Stock your pantry and freezer
Here’s what dietitians recommend you keep stocked in your house (even when you’re not under quarantine):
For the pantry:
- Whole grain pasta
- Dried or canned beans (black beans, kidney beans, pinto beans, chickpeas etc.)
- Nut butter (peanut, almond, etc.)
- Pumpkin seeds
- Dried fruit
- Flax seeds
- Potatoes/sweet potatoes
- Canned vegetables with no salt added (tomatoes, corn, green beans)
- Canned meats (tuna, salmon, chicken)
- Canned fruit with no added sugar
- Olive oil
- Dried herbs and spices
- Balsamic vinegar
- Soy sauce
For the freezer*:
- Mixed fruit (blueberries, strawberries, cherries) – great for smoothies
- Broccoli, peas, carrots, etc.
- Bananas (you can peel and freeze bananas that are starting to get too ripe)
- Ground meat
- Protein bowls (like the Green Giant brand)
You can also meal prep ahead of time and freeze healthy meals for yourself.

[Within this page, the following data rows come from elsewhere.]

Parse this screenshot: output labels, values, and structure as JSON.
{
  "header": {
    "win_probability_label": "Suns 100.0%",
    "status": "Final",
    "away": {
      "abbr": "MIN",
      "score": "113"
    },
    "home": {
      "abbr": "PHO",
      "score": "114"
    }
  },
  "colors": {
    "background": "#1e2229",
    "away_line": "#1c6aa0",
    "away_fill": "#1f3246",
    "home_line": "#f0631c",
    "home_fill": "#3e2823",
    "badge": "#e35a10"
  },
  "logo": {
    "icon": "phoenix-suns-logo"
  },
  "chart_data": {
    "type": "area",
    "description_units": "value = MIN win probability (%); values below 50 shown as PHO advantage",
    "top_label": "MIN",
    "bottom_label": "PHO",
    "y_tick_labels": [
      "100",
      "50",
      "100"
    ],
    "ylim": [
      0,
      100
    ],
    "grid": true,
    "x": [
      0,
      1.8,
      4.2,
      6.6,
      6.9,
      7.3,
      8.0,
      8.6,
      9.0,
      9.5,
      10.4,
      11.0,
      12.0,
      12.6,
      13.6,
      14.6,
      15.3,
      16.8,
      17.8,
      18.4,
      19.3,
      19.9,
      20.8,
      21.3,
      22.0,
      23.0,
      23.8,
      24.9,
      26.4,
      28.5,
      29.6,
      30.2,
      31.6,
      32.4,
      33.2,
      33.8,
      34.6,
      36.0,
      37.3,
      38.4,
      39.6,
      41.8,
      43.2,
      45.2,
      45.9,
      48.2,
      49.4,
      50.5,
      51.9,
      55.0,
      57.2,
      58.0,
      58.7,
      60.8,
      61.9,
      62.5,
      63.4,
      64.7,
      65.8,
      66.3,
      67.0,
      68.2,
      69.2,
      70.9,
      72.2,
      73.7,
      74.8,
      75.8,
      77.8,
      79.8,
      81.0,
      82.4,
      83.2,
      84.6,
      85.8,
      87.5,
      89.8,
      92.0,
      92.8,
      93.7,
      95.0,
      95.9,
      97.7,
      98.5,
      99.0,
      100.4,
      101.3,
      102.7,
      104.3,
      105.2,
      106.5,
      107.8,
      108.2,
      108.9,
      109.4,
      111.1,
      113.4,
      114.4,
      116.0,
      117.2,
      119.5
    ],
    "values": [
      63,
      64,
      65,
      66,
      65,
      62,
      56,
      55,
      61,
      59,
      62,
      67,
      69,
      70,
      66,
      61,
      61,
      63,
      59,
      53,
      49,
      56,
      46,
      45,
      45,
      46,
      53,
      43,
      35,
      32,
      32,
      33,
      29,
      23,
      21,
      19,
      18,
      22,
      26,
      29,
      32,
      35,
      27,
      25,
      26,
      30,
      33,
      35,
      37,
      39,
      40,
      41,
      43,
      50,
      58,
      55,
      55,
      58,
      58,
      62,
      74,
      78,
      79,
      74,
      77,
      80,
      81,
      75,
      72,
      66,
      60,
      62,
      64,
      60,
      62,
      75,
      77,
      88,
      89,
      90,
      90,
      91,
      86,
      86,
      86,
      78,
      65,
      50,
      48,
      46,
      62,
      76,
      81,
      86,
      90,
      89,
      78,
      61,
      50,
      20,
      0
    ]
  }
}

*It is a misconception that frozen foods are unhealthy. Frozen fruits, vegetables, and meats are often frozen at their peak, keeping their good nutrients packed in!
- Cottage cheese
- Leafy greens
Keep an eye on dates
If you aren’t sure how long you’ve had something, check the expiration date. Most foods can still be eaten well past these dates, as long as they are stored properly (like unopened condiments, canned vegetables, boxed pasta, etc.) On the other hand, perishable foods like meat and dairy shouldn’t go much longer than their expiration date. Apps like FoodKeeper can help you identify if something is still safe to eat or not.